Friday, May 20, 2011

You can't there from here


Today's gospel ends with "no one comes to the Father except through me." For some, this gets interpreted as Christians get to heaven, everyone else burns in hell. The Catholic position is a bit more nuanced.

For us there was the pre-Jesus divide. Humans were human, God was God. Then in the person of Jesus, the two are brought together, and suddenly it is possible for all humans to share the divine life. In this sense, it is only through him, his life, death, and resurrection, that we can be part of the divine life.

If Jesus is God, as we rightly assert, then how can I be part of God, and not part of Jesus.

As an adopted child, I compare it to the issue of my biological parents. Even though I have never seen them, and probably never will, I must acknowledge that it is only through them that I have biological life. Even if I were to claim that I have no interest in knowing them, the fact of their being the source of my physical life would remain.
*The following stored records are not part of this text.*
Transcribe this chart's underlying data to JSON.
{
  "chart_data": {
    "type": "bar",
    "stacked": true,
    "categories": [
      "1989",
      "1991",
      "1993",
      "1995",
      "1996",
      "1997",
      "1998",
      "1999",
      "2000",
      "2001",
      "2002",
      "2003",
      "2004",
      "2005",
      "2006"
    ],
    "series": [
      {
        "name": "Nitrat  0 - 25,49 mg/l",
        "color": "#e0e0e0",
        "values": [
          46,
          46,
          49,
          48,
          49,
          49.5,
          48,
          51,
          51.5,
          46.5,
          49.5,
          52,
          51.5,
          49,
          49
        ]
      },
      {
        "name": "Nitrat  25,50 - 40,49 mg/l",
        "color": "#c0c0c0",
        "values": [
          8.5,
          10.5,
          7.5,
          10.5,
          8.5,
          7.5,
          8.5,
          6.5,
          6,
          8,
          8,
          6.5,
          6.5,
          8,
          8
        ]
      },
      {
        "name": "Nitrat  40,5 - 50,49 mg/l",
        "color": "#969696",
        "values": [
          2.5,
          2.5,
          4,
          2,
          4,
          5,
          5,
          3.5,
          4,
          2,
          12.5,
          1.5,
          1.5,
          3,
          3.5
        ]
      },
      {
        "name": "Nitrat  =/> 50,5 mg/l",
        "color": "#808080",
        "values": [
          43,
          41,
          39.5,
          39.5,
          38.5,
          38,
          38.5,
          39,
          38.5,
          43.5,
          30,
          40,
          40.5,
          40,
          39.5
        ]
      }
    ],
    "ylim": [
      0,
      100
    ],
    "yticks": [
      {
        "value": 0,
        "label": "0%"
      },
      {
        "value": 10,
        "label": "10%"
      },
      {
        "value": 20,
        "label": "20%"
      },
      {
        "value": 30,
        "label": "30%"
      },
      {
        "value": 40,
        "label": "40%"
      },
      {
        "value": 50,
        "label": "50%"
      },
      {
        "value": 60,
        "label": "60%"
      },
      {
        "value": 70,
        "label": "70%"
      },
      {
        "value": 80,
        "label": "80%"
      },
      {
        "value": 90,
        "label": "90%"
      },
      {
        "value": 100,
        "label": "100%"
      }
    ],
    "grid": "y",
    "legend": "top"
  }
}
For me to say, they have no part in my life would be irrational.

In the same way, in our Catholic understand it is possible for people who do not know Jesus, but strive to do God's will to participate in salvation/ the divine life, but there is no getting around the fact that Jesus is the source of that divine life, just as my biological parents whom I do not know are the source of my physical life.

Were it not for them I would not have physical life, were it not for Jesus, none of us would share the divine life. God would have remained God, and humans merely human. We do not get physical biological life on our own without parents, and were it not for God's choice to be one with us in Jesus we would not have the divine, spiritual life that we call "salvation."